By invoking the third law (essentially $S=0$ when $T=0$ for all pure perfect crystalline systems) we conclude that $C$ must be independent of $N$, composition, and all other state functions. Since the constant $C$ is empirically vacuous, we can thus freely choose to set $C=0$ and arrive at the famous Boltzmann expression for the entropy of a microcanonical system:
\begin{align}
S &= k \ln\Omega
\end{align}
ADDENDUM:
Proof that $k=\frac{1}{T \beta}$ is a constant and cannot be a function of $\Omega$
This follows directly from the definition of an extensive function.
Let's start with this relation
\begin{align}
\D S &= \frac{1}{T \beta} \D \ln\Omega
\end{align}
and express it for clarity as
\begin{align}
\D S &= k \D Z
\end{align}
where $Z = \ln\Omega$ and $k = \frac{1}{T \beta}$ is either a constant or a function of $Z$ (and consequently of $\Omega$).

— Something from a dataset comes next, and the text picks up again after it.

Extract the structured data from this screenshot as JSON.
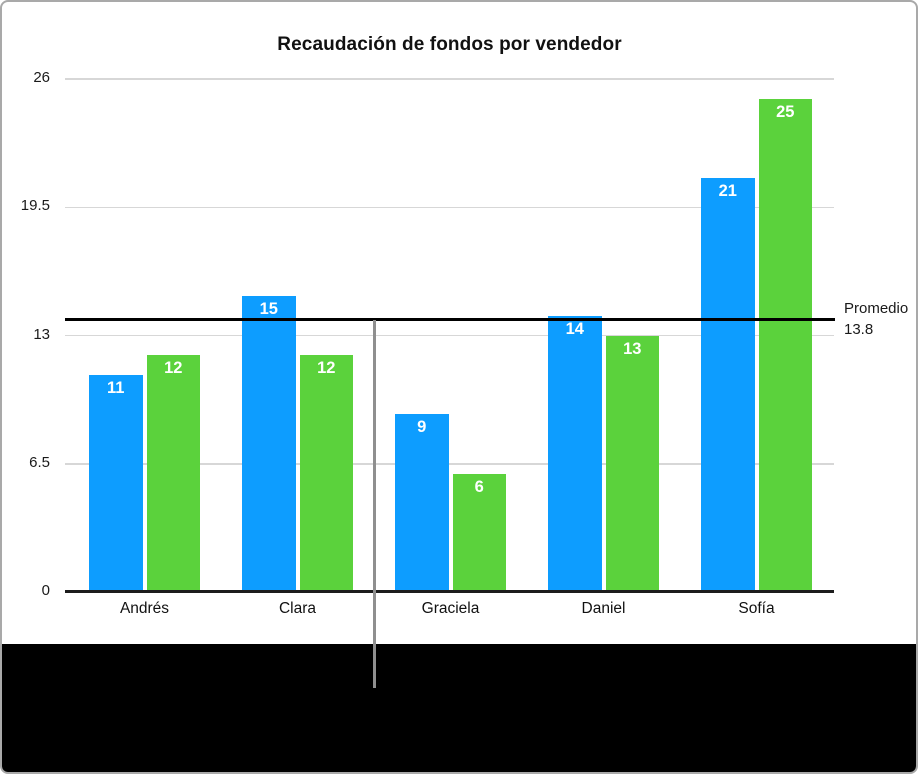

Because this equation expresses a total differential for two exact differentials, $S$ is a function of only $Z$.
We rewrite this equation to explicitly incorporate these features:
\begin{align}
\D S(Z) &= k(Z) \D Z \tag{6}\label{eq6}
\end{align}
Now from the definition of an extensive function we know that
\begin{align}
\D S(\lambda Z) &= \lambda \D S(Z)
\end{align}
where $\lambda$ is an arbitrary constant scalar factor.
Also,
\begin{align}
\D S(\lambda Z) &= k(\lambda Z) \D (\lambda Z) \\
\lambda \D S(Z) &= \lambda k(\lambda Z) \D Z \\
\D S(Z) &= k(\lambda Z) \D Z
\end{align}
by comparison with equation $\eqref{eq6}$ above we see that this implies
\begin{align}
k(\lambda Z) &= k(Z)
\end{align}
and so we have shown that $k$ is a constant independent of $Z$ and $\Omega$.